The street was so quiet I could hear her ragged breathing, and no matter what language I try to use, her tear-filled eyes and perfect smile were an image that felt like someone hurling a brick through a window.
The window was me, and the glass shattered into a thousand pieces.
“Eiji… even though I could never feel much… since I was ‘born,’ I’ve shared every feeling of every person who took their own life…”
Each piece broke into smaller fragments.
“…it always hurt… it always hurts, and I know it’ll never stop hurting… because it’s part of what I am.”

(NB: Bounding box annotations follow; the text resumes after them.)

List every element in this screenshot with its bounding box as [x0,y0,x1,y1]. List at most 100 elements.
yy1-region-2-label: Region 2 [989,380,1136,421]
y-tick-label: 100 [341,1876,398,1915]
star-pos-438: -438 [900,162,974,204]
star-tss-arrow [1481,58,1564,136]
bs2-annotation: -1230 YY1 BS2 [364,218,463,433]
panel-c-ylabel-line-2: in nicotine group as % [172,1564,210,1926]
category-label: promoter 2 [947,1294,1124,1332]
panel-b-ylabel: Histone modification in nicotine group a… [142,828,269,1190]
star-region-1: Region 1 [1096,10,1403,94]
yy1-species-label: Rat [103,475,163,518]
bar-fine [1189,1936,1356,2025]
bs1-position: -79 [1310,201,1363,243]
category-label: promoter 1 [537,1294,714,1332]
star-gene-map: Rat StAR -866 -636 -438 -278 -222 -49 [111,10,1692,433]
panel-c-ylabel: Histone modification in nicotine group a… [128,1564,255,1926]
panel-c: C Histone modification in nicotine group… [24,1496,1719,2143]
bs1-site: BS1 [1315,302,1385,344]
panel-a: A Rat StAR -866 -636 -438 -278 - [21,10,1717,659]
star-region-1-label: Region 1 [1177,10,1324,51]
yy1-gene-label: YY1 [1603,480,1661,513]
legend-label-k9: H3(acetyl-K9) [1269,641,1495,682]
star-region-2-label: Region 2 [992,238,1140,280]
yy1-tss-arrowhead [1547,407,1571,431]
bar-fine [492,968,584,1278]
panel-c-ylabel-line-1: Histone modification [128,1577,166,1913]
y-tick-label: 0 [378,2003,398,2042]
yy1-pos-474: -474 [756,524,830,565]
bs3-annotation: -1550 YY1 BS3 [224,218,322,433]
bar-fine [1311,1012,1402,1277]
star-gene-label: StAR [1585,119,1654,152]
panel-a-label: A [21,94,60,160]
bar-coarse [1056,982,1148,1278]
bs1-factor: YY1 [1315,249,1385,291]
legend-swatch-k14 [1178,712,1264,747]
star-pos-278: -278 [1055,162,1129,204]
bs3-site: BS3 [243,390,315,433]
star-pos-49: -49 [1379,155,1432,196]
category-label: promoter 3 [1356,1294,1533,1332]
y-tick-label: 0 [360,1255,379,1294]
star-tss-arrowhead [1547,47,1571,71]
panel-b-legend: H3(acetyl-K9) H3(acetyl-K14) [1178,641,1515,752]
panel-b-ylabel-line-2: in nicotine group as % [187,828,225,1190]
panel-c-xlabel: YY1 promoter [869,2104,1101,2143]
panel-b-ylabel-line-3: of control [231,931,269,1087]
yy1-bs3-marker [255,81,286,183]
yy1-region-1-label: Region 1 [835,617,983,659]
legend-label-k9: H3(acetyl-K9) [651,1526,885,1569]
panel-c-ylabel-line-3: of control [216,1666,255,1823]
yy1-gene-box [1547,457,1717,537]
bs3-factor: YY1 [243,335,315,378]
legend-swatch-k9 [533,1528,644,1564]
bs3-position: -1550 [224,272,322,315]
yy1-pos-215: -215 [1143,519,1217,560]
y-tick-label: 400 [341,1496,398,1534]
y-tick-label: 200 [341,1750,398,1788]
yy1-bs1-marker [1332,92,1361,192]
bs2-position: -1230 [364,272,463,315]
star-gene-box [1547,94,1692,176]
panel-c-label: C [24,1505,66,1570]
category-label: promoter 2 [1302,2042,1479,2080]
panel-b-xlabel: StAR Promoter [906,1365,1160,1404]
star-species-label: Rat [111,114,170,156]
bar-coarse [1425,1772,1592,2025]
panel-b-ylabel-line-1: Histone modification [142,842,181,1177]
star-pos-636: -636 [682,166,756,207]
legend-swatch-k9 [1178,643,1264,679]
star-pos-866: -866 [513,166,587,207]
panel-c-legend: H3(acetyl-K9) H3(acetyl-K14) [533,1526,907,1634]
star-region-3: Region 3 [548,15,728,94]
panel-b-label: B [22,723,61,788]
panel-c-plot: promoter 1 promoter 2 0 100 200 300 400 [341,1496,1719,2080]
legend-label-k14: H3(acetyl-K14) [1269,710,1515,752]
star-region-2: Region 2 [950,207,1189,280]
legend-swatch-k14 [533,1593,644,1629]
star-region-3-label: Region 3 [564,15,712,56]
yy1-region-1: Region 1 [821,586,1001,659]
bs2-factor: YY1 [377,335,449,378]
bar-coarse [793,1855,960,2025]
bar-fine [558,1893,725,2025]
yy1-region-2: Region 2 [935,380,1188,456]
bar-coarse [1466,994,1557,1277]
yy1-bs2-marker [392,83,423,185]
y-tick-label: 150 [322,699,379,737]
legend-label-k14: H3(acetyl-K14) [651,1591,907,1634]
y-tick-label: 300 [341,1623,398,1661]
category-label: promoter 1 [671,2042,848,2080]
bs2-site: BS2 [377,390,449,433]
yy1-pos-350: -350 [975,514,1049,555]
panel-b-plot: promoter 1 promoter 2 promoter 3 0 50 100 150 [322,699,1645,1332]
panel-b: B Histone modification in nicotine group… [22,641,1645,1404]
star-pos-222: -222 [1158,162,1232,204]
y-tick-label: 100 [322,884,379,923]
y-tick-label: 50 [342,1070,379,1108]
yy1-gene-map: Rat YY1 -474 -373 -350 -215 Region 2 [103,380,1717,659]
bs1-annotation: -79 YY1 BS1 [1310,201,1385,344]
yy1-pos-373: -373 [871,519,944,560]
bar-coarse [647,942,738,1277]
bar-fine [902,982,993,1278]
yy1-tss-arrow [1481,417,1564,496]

“Aranara, listen, just stop talking for a second, okay?” I moved her arm, making a stupid, pathetic attempt at a hug—the equivalent of putting a Band-Aid on an amputated limb.
“This is all really great… I love spending days with you, Eiji, even when I couldn’t taste the food, when that fake normalcy you created seemed stupid, it always made me feel good…” She spoke without moving, not wrapping her arms around me, just letting herself be held, like her body no longer responded. “I love
‘my cat’… so… ‘thank you,’ four times…”
“Aranara, enough… please…” I squeezed tighter, trying to hold something unholdable, like trying to cup water in your hands.
“The truth is, I never believed I could be human, but I clung to that because I came to envy them…”
“I said enough…”
“Eiji… I wanted to be human so I could die… ‘sorry,’ one time.”
Like I said, the brick hit the window.
The window shattered into pieces.
The pieces became thousands of fragments.
And now, in that moment, that night, with those words, every fragment was piercing into me.